ただ、薬物使用は犯罪でもあり、逮捕は薬物をやめるきっかけにもなっているが、現在のような懲役刑による罰を与えることは問題解決の最善の方法ではないと思われる。また、刑務所処遇そのものには十分な効果がないと考える。受刑中の処遇より、受刑中に社会にいる健康的なつながりとのやり取りにおいて再犯リスクを下げていると考える。実際、執行猶予判決を受けた者のうち監督誓約者がある者は、監督誓約者がいない者より約1.5倍再犯率が低いとされている。このため、受刑で再犯を防げているというよりは、事件発覚後に隠されていたことが裁判等であからさまになり、弁護士、家族、友人、雇用主などが、その問題と向き合い一緒になって解決を考え行動する。また、新たにダルクや福祉関係者などと出会うなどして、新しい生き方を見つけられた人が再犯をせず暮らせているのではないかと思われる。

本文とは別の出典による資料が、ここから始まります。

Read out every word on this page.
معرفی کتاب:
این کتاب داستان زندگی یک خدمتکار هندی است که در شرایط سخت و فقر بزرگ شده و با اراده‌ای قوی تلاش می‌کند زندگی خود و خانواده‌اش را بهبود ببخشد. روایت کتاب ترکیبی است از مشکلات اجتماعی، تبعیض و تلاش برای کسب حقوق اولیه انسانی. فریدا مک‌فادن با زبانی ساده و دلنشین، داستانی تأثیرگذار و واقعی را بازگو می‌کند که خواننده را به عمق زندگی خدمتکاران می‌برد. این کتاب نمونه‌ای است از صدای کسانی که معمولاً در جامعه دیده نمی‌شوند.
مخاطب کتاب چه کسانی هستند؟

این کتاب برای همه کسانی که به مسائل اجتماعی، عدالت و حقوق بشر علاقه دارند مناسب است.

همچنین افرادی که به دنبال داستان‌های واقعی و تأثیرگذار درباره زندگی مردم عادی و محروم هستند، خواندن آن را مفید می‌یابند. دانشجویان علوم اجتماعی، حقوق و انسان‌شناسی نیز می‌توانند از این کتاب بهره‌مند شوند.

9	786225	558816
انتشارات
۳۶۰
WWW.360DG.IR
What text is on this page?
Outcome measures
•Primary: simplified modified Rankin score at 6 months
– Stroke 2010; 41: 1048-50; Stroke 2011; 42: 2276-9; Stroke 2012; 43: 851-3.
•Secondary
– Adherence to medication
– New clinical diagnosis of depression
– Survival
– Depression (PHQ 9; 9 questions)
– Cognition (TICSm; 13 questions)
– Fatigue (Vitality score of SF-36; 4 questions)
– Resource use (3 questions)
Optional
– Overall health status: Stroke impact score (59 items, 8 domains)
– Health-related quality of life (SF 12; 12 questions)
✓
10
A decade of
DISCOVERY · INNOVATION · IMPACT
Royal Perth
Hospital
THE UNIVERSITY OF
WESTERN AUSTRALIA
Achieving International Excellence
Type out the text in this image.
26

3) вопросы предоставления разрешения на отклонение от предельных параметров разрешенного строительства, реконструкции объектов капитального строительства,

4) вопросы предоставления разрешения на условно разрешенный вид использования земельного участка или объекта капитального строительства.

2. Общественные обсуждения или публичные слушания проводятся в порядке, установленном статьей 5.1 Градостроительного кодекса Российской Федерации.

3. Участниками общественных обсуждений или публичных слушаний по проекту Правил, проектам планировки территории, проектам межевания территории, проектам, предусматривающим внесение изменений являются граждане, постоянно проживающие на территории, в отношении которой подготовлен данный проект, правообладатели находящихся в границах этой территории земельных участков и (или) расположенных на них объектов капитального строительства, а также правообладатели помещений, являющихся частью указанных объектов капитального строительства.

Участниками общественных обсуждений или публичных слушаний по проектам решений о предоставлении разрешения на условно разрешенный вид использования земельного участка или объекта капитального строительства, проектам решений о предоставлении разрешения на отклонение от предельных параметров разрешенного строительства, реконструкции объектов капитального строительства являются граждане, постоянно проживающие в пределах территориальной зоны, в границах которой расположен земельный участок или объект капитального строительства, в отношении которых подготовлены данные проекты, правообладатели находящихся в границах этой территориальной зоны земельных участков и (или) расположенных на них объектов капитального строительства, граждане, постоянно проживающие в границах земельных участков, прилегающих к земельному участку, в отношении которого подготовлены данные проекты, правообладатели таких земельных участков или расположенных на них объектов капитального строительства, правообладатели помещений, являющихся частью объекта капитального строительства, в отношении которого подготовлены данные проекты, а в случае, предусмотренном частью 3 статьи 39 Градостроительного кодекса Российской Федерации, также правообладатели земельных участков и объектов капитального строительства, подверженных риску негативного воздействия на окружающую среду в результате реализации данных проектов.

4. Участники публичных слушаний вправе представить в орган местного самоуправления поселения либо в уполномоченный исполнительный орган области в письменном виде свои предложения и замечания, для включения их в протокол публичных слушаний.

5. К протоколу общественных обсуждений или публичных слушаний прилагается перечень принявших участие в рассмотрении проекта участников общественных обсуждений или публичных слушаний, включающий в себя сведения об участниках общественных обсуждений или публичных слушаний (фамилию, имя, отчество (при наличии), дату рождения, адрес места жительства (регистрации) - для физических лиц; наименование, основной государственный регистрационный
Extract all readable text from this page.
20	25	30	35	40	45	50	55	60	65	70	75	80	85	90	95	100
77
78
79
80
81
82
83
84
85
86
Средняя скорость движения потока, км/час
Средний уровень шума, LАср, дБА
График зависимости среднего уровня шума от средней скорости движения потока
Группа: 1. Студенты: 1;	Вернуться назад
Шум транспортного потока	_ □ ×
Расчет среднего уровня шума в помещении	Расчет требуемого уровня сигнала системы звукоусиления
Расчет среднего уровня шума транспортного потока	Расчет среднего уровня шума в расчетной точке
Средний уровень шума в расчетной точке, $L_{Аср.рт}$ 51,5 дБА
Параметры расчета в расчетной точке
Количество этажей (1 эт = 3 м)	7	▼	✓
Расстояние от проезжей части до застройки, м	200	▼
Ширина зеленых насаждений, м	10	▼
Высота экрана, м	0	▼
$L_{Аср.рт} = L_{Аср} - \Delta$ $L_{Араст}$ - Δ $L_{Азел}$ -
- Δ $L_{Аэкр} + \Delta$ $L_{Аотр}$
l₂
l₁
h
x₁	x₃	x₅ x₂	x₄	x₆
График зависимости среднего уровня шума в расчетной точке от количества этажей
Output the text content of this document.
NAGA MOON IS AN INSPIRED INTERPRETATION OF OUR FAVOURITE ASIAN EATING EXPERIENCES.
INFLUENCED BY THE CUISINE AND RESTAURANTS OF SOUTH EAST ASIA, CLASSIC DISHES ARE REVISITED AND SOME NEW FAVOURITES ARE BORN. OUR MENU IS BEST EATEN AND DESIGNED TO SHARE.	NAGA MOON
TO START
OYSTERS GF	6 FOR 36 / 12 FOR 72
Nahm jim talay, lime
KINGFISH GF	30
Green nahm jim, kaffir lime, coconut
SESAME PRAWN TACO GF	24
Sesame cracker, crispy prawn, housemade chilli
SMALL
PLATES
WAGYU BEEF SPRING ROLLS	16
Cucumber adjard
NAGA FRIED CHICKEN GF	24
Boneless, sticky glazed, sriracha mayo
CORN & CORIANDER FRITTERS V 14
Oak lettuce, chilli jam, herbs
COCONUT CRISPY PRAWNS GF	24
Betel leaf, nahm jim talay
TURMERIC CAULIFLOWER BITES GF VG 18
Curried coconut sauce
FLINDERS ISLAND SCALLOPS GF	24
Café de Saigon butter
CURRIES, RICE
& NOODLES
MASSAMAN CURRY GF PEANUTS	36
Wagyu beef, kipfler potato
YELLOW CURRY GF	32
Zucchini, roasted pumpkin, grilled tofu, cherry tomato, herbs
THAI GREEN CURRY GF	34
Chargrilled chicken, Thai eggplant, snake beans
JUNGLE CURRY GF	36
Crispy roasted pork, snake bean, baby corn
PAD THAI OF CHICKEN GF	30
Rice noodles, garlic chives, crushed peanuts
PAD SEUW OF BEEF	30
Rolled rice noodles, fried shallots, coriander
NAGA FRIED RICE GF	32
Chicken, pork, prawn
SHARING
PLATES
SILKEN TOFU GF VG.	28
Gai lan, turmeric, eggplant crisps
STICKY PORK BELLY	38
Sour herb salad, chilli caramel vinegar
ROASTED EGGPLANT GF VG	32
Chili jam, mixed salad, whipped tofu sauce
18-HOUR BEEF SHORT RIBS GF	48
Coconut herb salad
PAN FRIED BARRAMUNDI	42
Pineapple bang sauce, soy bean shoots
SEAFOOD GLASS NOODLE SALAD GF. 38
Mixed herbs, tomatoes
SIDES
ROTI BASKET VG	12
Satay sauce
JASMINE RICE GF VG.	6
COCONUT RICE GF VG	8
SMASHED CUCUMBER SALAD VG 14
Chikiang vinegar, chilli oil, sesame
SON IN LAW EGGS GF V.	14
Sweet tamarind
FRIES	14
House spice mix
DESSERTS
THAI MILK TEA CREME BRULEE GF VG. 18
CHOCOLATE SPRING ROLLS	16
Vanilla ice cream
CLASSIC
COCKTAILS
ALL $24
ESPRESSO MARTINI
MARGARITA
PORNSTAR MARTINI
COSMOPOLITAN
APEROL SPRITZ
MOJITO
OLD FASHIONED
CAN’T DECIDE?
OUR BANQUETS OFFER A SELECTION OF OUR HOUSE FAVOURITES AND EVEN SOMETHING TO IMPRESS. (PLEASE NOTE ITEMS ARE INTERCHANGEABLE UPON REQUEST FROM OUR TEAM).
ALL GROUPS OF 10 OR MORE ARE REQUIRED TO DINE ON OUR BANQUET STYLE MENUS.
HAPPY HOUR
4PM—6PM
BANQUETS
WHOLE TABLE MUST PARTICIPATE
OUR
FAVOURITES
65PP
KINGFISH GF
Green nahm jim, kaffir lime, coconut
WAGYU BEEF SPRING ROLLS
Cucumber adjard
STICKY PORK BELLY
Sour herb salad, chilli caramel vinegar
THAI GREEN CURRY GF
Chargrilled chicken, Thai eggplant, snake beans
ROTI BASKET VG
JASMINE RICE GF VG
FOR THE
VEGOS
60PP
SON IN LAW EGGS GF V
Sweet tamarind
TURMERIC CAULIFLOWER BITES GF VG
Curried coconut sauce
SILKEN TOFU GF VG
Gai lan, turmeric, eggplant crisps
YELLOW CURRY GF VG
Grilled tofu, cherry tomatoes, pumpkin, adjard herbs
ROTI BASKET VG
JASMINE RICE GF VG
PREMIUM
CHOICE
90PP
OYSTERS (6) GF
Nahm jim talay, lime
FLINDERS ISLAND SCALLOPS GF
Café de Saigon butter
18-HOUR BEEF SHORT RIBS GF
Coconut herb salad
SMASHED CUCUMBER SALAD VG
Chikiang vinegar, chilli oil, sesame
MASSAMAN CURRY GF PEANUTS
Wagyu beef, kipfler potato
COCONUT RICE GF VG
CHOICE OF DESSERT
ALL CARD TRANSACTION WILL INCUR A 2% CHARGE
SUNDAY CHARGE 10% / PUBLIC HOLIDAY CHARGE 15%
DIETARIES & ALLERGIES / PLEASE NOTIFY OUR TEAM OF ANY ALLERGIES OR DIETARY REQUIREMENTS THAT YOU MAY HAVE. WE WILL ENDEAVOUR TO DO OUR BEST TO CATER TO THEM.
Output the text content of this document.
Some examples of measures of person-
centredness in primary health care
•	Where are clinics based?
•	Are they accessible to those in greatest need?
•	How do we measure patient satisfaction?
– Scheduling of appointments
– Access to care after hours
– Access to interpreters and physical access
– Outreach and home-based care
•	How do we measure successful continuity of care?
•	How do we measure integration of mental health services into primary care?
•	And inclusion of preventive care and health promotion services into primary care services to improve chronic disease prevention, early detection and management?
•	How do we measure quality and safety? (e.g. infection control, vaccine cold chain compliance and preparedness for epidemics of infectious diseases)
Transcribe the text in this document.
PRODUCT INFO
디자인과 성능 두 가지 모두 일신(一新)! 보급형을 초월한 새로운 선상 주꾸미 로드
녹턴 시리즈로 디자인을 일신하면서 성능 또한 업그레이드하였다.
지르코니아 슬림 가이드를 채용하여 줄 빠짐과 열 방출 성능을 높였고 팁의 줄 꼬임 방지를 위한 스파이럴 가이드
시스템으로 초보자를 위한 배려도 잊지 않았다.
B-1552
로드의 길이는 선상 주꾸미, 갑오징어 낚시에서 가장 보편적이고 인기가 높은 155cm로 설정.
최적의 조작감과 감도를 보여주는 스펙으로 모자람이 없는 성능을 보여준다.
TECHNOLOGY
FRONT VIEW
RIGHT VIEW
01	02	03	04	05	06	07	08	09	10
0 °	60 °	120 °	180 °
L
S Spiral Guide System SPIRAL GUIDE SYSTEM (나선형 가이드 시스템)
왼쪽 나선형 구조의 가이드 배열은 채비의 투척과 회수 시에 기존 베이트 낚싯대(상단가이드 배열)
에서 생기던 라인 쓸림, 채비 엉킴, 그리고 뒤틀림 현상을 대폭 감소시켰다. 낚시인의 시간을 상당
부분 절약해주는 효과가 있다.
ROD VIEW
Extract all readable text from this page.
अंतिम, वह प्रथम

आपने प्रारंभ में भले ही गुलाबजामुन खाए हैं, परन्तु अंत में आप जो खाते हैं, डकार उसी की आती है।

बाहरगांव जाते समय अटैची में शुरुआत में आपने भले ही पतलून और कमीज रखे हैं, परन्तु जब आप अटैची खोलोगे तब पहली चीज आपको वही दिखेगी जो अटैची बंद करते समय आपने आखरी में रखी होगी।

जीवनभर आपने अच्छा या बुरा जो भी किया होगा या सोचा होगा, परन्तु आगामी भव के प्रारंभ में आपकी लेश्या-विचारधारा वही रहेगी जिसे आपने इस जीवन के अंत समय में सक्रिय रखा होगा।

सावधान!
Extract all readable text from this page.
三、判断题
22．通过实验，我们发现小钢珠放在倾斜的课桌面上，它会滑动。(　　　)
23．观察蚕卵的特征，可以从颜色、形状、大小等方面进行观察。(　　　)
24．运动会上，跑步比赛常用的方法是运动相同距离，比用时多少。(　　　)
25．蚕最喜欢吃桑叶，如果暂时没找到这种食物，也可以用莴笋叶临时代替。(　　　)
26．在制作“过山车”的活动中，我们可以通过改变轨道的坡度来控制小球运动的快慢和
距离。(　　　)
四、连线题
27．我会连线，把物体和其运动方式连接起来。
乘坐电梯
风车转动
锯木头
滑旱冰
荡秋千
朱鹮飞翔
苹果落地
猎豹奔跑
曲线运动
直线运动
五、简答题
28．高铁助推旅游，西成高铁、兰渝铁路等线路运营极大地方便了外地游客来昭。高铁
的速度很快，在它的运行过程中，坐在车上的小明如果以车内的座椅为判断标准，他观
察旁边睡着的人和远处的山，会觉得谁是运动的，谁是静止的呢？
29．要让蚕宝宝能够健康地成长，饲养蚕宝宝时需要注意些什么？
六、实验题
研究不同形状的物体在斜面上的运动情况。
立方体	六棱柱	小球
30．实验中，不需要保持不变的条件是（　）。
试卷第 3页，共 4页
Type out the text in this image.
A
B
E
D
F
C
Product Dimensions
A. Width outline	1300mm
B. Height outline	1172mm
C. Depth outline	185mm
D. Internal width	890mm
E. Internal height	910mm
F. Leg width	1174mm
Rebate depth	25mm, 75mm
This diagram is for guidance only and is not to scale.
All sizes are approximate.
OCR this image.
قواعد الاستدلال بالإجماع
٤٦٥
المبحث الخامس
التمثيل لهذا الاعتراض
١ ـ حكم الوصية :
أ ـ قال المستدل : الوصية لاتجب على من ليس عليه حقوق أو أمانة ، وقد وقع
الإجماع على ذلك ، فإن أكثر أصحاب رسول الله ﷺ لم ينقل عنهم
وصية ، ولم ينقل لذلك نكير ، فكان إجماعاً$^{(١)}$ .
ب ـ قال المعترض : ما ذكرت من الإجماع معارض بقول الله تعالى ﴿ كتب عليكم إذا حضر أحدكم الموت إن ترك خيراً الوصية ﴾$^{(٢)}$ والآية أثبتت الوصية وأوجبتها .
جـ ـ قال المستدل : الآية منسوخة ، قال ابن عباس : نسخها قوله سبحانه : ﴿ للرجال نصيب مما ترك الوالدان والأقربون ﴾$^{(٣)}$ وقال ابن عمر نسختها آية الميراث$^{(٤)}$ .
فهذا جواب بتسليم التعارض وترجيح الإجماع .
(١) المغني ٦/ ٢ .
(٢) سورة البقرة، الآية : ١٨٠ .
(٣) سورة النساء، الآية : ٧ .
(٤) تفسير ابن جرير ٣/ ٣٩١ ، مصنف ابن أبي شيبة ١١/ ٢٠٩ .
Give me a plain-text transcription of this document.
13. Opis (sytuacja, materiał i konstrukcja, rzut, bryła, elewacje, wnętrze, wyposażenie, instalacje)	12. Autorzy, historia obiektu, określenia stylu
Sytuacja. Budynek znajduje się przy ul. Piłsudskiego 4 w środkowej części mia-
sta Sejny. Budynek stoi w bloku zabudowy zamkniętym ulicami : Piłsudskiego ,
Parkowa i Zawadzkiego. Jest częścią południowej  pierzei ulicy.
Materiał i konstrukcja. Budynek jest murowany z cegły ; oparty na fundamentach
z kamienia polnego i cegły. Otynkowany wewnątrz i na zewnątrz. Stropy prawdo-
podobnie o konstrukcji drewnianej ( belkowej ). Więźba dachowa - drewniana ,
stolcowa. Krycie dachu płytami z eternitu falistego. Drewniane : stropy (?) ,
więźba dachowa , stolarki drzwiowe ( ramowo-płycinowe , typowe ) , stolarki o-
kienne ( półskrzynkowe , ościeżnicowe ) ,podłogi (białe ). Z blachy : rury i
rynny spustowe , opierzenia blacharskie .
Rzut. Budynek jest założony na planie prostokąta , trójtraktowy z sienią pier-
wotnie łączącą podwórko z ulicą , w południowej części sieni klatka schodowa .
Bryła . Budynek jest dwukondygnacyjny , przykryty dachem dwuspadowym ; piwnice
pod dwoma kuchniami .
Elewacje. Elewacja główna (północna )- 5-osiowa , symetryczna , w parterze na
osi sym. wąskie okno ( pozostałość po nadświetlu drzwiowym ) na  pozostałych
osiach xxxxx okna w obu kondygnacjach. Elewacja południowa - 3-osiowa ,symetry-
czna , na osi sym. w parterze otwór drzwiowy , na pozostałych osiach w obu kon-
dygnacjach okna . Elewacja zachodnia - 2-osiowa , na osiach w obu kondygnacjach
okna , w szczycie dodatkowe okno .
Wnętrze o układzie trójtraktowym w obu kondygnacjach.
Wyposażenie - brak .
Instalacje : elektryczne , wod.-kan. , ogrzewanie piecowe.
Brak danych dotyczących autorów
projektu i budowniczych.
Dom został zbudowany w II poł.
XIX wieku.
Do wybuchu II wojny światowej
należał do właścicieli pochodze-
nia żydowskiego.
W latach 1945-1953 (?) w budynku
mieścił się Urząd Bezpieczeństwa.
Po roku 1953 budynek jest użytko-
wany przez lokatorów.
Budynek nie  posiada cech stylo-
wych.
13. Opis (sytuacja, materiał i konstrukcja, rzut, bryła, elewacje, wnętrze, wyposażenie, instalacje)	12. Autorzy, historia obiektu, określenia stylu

刑務所での度重なる受刑生活で受刑者同士による情報交換や更なる犯罪や手口を覚え、不良関係が広がり、社会での健康なつながりが絶たれて社会性も失われていく。受刑を繰り返すほど再入所率は上がっている。非刑罰化ということで、医療や福祉、社会保障制度などを使い、薬物を使わずに生活していける居場所と役割を社会のシステムとして作っていけばよいのではないか。ダルクでも似たような良くない関係もできることもあるが、大きな違いは薬物依存回復者がおり、回復を導いてくれるということである。